My JDs were very skiddish when by they were by them selves in the tank. I tried putting in Giant Danios but they killed them within a few hours (I have no idea how they caught them) I finally put a couple of convicts in with them and it did wonders. They won't fight the convicts because they fight back and it encourages them to come out. But with a 55gal I'm not sure you could pull that off. If you could probably get older danios that are already too big to be eaten.


----------



## bernie comeau (Feb 19, 2007)

jeaninel said:


> dithers


I think about all you can do, is add some more fish. Tiger barbs or giant danios can perform the dither role quite well......though there is a good chance they may get eaten or killed.

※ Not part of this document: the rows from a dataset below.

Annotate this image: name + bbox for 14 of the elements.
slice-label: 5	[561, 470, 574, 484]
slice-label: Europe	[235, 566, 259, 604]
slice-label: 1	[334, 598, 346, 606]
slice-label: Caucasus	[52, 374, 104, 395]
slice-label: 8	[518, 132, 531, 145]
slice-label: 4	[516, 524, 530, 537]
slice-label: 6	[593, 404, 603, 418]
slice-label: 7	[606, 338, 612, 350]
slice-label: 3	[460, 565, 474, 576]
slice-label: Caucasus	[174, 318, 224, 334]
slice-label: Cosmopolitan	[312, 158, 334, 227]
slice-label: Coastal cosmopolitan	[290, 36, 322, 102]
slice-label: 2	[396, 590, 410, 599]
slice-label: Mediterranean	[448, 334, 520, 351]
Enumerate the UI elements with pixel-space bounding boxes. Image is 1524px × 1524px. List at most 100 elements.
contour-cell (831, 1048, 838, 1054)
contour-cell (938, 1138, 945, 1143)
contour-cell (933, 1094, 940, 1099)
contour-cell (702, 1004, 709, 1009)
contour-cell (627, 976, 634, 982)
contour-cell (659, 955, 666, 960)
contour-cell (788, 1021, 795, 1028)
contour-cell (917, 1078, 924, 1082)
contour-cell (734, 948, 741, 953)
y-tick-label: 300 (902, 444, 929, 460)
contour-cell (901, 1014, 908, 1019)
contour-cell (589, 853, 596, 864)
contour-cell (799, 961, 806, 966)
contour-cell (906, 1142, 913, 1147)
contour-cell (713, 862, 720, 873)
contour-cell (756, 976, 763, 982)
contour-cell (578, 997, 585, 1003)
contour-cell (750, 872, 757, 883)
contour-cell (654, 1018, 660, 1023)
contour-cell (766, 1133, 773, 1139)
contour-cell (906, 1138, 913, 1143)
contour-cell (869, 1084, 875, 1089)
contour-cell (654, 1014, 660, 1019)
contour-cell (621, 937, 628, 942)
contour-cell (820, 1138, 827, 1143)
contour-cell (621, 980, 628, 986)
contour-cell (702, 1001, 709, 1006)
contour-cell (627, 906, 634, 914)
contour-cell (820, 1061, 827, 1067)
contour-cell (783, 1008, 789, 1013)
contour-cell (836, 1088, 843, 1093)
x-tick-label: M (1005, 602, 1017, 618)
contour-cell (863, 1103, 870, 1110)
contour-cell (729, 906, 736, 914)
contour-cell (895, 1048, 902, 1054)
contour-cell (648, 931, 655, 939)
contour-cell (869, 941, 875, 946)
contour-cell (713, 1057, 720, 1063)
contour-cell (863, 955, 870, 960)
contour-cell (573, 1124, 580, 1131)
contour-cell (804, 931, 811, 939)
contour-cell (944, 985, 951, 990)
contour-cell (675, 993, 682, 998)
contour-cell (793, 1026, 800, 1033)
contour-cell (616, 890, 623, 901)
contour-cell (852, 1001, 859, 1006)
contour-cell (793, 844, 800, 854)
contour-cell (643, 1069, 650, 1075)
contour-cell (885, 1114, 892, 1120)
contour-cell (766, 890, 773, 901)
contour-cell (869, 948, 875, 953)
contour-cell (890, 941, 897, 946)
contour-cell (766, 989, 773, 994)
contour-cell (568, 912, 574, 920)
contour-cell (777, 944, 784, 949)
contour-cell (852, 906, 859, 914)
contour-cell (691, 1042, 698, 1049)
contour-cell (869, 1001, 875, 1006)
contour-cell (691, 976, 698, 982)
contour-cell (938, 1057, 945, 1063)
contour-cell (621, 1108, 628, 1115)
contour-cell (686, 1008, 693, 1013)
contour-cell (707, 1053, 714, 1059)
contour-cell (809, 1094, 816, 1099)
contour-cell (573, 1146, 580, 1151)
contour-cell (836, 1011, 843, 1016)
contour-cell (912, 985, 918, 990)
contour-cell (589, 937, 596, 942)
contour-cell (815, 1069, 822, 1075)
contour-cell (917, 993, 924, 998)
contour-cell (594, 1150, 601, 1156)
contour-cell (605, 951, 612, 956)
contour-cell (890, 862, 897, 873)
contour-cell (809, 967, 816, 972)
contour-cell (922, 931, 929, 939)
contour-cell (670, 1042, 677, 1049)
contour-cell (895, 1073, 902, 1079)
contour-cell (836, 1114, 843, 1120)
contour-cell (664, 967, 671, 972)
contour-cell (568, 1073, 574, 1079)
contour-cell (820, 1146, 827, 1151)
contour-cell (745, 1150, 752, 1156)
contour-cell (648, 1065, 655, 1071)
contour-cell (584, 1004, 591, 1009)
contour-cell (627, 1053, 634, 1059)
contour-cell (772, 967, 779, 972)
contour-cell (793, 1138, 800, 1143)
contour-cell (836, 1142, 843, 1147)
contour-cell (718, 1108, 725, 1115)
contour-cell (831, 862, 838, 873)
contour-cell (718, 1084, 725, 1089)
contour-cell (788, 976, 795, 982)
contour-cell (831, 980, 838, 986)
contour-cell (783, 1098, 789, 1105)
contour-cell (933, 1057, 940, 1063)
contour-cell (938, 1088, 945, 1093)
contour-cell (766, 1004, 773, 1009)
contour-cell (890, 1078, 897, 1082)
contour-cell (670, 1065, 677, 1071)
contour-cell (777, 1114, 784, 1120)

I have a male jewel in my 29 gal. that is often quite sacared, for no appaernat reason. He's been that way since i removed him from my 180 gal. and placed him into the 29 gal., because he was no longer able to defend himself from the male CA in the 180 gal. tank. Anyways, I moved 3 young mbuna out of the 29 gal., and this jewel went completely "stupid". Couldn't even tip- toe into the room with out him running into the glass :x Worst case of the 'heebee-jeebees' i've ever seen. The rest of the tank, as well, followed his lead and was often quite scared. I was going to buy a group of paradise fish to calm him down.....but the fish is not that available around here anymore. Over a month went by and i finally addressed this unhealthy problem, and purchased 5 blue gouramis. The tank is 1000 X better with with the new 'dithers'.


----------



## Aquatic Aggression (Sep 26, 2011)

Try some floating plants. It may sound a little cruel but remove some of the items he hides behind.


----------